In concluding that AOL was immune under Sec. 230, the court said that Congress intended to foster the use of the Internet as a broad medium for communications, and to have service providers rather than courts or governments regulate content. The court rejected the plaintiff’s argument that Congress intended to draw a distinction between publishers, who at common law would be liable for defamation on the same basis as authors, and “distributors” such as book sellers and news vendors who are only liable if they know or reasonably should know of the publication’s defamatory content.

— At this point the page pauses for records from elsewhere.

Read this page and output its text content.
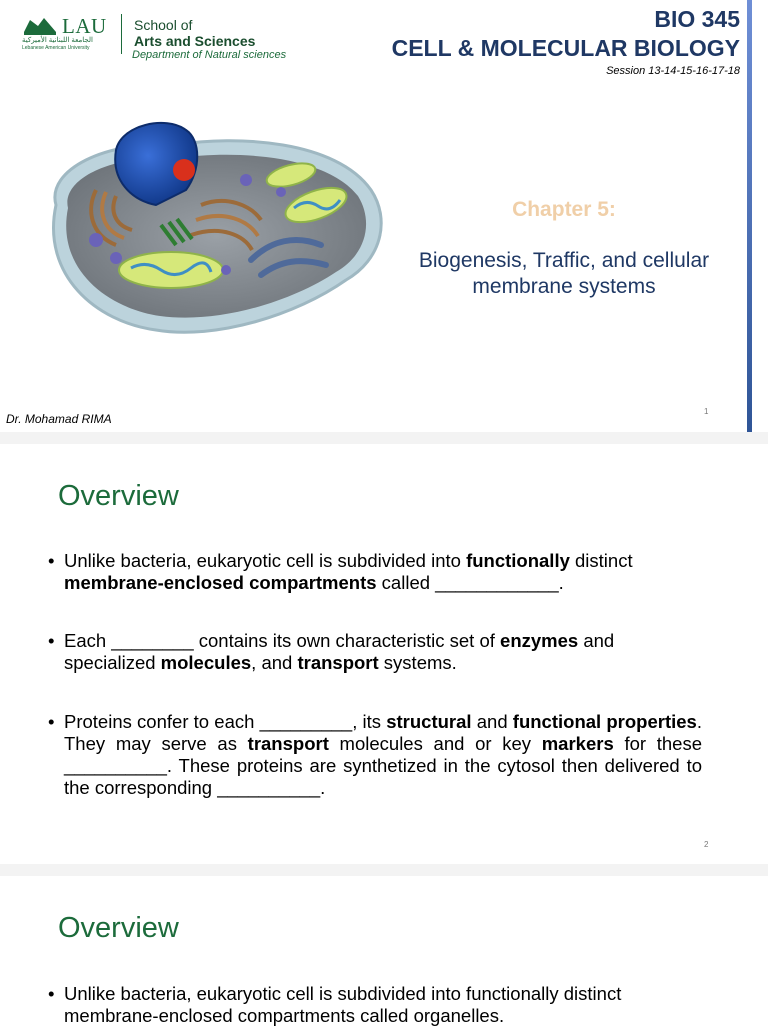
LAU
الجامعة اللبنانية الأميركية
Lebanese American University
School of
Arts and Sciences
Department of Natural sciences
BIO 345
CELL & MOLECULAR BIOLOGY
Session 13-14-15-16-17-18
Chapter 5:
Biogenesis, Traffic, and cellular
membrane systems
Dr. Mohamad RIMA
1
Overview
• Unlike bacteria, eukaryotic cell is subdivided into functionally distinct membrane-enclosed compartments called ____________.
• Each ________ contains its own characteristic set of enzymes and specialized molecules, and transport systems.
• Proteins confer to each _________, its structural and functional properties. They may serve as transport molecules and or key markers for these __________. These proteins are synthetized in the cytosol then delivered to the corresponding __________.
2
Overview
• Unlike bacteria, eukaryotic cell is subdivided into functionally distinct
membrane-enclosed compartments called organelles.
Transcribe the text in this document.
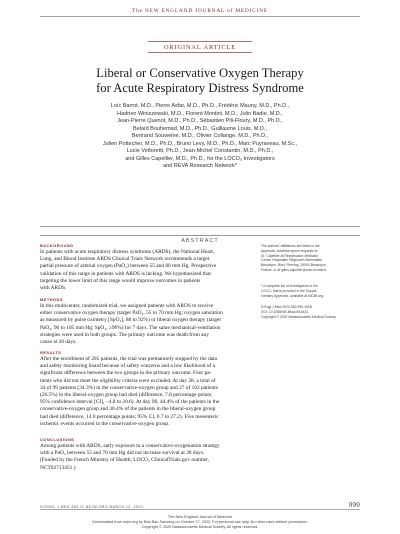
The NEW ENGLAND JOURNAL of MEDICINE
ORIGINAL ARTICLE
Liberal or Conservative Oxygen Therapy
for Acute Respiratory Distress Syndrome
Loïc Barrot, M.D., Pierre Asfar, M.D., Ph.D., Frédéric Mauny, M.D., Ph.D.,
Hadrien Winiszewski, M.D., Florent Montini, M.D., Julio Badie, M.D.,
Jean-Pierre Quenot, M.D., Ph.D., Sébastien Pili-Floury, M.D., Ph.D.,
Belaïd Bouhemad, M.D., Ph.D., Guillaume Louis, M.D.,
Bertrand Souweine, M.D., Olivier Collange, M.D., Ph.D.,
Julien Pottecher, M.D., Ph.D., Bruno Levy, M.D., Ph.D., Marc Puyraveau, M.Sc.,
Lucie Vettoretti, Ph.D., Jean-Michel Constantin, M.D., Ph.D.,
and Gilles Capellier, M.D., Ph.D., for the LOCO₂ Investigators
and REVA Research Network*
ABSTRACT
BACKGROUND
In patients with acute respiratory distress syndrome (ARDS), the National Heart,
Lung, and Blood Institute ARDS Clinical Trials Network recommends a target
partial pressure of arterial oxygen (PaO₂) between 55 and 80 mm Hg. Prospective
validation of this range in patients with ARDS is lacking. We hypothesized that
targeting the lower limit of this range would improve outcomes in patients
with ARDS.
METHODS
In this multicenter, randomized trial, we assigned patients with ARDS to receive
either conservative oxygen therapy (target PaO₂, 55 to 70 mm Hg; oxygen saturation
as measured by pulse oximetry [SpO₂], 88 to 92%) or liberal oxygen therapy (target
PaO₂, 90 to 105 mm Hg; SpO₂, ≥96%) for 7 days. The same mechanical-ventilation
strategies were used in both groups. The primary outcome was death from any
cause at 28 days.
RESULTS
After the enrollment of 205 patients, the trial was prematurely stopped by the data
and safety monitoring board because of safety concerns and a low likelihood of a
significant difference between the two groups in the primary outcome. Four pa-
tients who did not meet the eligibility criteria were excluded. At day 28, a total of
34 of 99 patients (34.3%) in the conservative-oxygen group and 27 of 102 patients
(26.5%) in the liberal-oxygen group had died (difference, 7.8 percentage points;
95% confidence interval [CI], −4.8 to 20.6). At day 90, 44.4% of the patients in the
conservative-oxygen group and 30.4% of the patients in the liberal-oxygen group
had died (difference, 14.0 percentage points; 95% CI, 0.7 to 27.2). Five mesenteric
ischemic events occurred in the conservative-oxygen group.
CONCLUSIONS
Among patients with ARDS, early exposure to a conservative-oxygenation strategy
with a PaO₂ between 55 and 70 mm Hg did not increase survival at 28 days.
(Funded by the French Ministry of Health; LOCO₂ ClinicalTrials.gov number,
NCT02713451.)
The authors' affiliations are listed in the
Appendix. Address reprint requests to
Dr. Capellier at Réanimation Médicale,
Centre Hospitalier Régional Universitaire
Besançon, Blvd. Fleming, 25000 Besançon,
France, or at gilles.capellier@univ-fcomte.fr.
* A complete list of investigators in the
LOCO₂ trial is provided in the Supple-
mentary Appendix, available at NEJM.org.
N Engl J Med 2020;382:999-1008.
DOI: 10.1056/NEJMoa1916431
Copyright © 2020 Massachusetts Medical Society.
N ENGL J MED 382;11 NEJM.ORG MARCH 12, 2020	999
The New England Journal of Medicine
Downloaded from nejm.org by Bob Bao Sarwong on October 27, 2022. For personal use only. No other uses without permission.
Copyright © 2020 Massachusetts Medical Society. All rights reserved.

Zeran, Corrigan noted yesterday, has been cited by courts in numerous jurisdictions, including by two Court of Appeal panels, one of which held that a city was immune from liability to a mother whose child viewed sexually explicit photographs at a computer terminal in the public library, and another holding that eBay Inc. was not liable to a purchaser of allegedly fraudulent celebrity autographs.
The Court of Appeal, she wrote, was “[s]wimming against the jurisprudential tide,” in ruling that common law liability for republication may still exist. The statute, she wrote, is “broad and direct” in treating all distributors of Internet content as “publishers” who are free to “make an editorial decision on how to treat the posted material” without the chilling effect of potential defamation liability.
While all of the justices signed Corrigan’s opinion, Justice Carlos Moreno posited in a separate concurrence that liability might still exist if the republisher and the original source conspired to defame the plaintiff. But there was no evidence to support a claim that Rosenthal conspired with Bolen, Moreno said.
The case was argued on appeal by Christopher Grell of Oakland for Polevoy, Mark Goldowitz of Berkeley for Rosenthal, and Ann Brick of San Francisco for the ACLU of Northern California as amicus supporting Rosenthal. Other amici backing Rosenthal included the Electronic Frontier Foundation; the parent companies of Amazon.com, eBay, Google, Yahoo, Netscape, ESPN, CNN, the Washington Post, and other providers of Internet content; the California Newspaper Publishers Association; and a group of law professors.
The case is Barrett v. Rosenthal, 06 S.O.S. 5594.